Open Access

Table 1

Example of a confirmation of oxygenator failure algorithm and preparation for an oxygenator change-out.

Work with a backup perfusionist on the following:
 1. Assess arterial and venous lines for color difference. Confirm in-line gas values with lab specimen if possible.
 2. Confirm sweep gas is on with the proper source (and blender settings if in use).
 3. Confirm proper ventilation-to-perfusion (V/Q) ratio.
 4. Confirm integrity of sweep gas system all the way to the oxygenator exhaust port (vaporizer cap sealed – may bypass vaporizer altogether/turn off vaporizer). Discern proper function by tactile and audible means (sweep gas line to oxygenator creates pressure when disconnected from oxygenator and temporarily blocked).
 5. Confirm function of flow meter (if in use).
 6. Confirm proper blood flow (appropriate pump arterial line/system pressure and appropriate patient arterial pressure, correct tubing size selected on arterial controller, flow probe value verified, closure of recirculation/prime lines).
 7. Change to 100% oxygen if not already on that source (may change to stand-alone E-cylinder with flow meter to rule out issues with normal sweep gas system).
 8. Consider whether the oxygenator may be “wetted out”. Use manufacturer recommended guidelines for treatment.
  • Terumo FX-05: Increase sweep rate to sigh oxygenator; max sweep of 5 LPM for 10 s (do not repeat).

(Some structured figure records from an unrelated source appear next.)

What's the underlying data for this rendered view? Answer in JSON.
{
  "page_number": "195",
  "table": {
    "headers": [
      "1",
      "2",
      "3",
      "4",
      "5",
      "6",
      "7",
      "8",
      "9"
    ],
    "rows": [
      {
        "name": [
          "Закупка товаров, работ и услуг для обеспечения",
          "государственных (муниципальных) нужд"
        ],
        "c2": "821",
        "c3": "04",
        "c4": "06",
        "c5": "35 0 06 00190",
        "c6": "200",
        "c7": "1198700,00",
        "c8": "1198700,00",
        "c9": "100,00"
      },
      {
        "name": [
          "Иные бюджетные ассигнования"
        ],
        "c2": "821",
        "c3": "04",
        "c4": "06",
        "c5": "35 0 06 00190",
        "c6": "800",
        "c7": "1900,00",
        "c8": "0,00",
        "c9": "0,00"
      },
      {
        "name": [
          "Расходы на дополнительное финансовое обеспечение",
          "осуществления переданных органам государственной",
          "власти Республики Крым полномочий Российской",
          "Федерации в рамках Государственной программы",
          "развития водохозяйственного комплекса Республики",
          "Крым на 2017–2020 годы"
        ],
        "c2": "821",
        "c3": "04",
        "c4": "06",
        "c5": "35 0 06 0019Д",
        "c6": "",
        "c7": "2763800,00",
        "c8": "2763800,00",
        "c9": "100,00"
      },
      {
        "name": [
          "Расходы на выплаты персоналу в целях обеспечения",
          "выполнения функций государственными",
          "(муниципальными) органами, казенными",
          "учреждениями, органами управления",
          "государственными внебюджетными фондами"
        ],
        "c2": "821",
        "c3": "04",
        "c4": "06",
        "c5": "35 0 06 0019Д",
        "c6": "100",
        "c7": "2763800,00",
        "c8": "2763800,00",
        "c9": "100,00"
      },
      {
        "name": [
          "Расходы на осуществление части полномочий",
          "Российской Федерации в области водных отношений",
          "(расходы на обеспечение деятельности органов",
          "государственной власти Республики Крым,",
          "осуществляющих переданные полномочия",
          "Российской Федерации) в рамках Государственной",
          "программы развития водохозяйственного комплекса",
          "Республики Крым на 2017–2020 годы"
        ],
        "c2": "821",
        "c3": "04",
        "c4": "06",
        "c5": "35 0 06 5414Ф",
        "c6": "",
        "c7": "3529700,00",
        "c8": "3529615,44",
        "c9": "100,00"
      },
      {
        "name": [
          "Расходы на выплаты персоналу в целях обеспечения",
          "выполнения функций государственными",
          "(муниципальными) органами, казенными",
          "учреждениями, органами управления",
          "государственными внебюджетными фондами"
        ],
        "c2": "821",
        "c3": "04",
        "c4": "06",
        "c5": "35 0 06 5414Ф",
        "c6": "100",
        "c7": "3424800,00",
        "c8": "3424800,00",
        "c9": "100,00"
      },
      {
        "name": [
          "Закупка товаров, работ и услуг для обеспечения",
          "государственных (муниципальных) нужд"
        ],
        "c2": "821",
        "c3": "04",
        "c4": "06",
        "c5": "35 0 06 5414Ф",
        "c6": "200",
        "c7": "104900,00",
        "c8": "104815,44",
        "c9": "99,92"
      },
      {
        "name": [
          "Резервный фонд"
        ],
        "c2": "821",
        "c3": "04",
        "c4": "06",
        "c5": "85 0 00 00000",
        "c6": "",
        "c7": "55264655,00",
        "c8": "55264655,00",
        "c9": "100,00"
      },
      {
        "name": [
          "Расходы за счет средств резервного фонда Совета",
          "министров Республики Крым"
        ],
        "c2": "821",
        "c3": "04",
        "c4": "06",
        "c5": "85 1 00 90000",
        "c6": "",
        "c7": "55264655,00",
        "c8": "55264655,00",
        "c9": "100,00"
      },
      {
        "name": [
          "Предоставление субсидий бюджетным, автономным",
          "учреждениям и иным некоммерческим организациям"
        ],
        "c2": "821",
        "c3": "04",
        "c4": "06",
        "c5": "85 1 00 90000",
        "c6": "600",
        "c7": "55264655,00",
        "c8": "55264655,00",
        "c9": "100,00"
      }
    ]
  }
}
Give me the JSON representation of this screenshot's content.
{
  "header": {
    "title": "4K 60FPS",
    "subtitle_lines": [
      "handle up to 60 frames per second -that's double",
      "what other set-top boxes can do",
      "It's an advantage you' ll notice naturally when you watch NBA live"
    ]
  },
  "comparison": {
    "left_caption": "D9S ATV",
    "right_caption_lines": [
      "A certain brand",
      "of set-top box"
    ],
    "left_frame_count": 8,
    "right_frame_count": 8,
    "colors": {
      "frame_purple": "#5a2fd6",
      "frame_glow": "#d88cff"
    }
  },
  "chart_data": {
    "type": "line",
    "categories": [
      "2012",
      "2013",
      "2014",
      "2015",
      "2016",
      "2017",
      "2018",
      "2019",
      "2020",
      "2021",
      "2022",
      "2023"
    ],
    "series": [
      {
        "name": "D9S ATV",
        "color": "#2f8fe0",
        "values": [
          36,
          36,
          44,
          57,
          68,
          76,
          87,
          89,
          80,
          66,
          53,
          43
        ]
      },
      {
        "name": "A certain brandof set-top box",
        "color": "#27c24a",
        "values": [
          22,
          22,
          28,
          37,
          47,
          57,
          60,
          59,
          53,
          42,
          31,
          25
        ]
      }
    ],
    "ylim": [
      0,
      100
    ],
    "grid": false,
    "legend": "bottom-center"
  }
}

  • Sorin D101: Increase sweep rate to sigh oxygenator; max V/Q of 4:1 for ≤10 min.

  • Terumo FX15-30: Increase sweep rate to sigh oxygenator; max sweep of 15 LPM for 10 s (do not repeat).

  • Terumo FX-25: Increase sweep rate to sigh oxygenator; max sweep of 20 LPM for 10 s (do not repeat).

 9. Consult with the anesthesiologist to confirm proper muscle relaxants/anesthesia are in use (check reported VO2 value). Consider malignant hyperthermia if the CO2 is significantly elevated with a low SvO2 (if an isoflurane source is in the sweep gas system).
 10. Request second perfusionist to clear-prime a replacement oxygenator in the pump room with quick-connect tubing and connectors attached to replacement device.
 11. Inform surgeon of findings and discuss action plan (define lowest acceptable PaO2 before change-out). If change-out required, clarify if it will be with a relatively warm and ventilated patient that is ejecting versus hypothermic with circulatory arrest.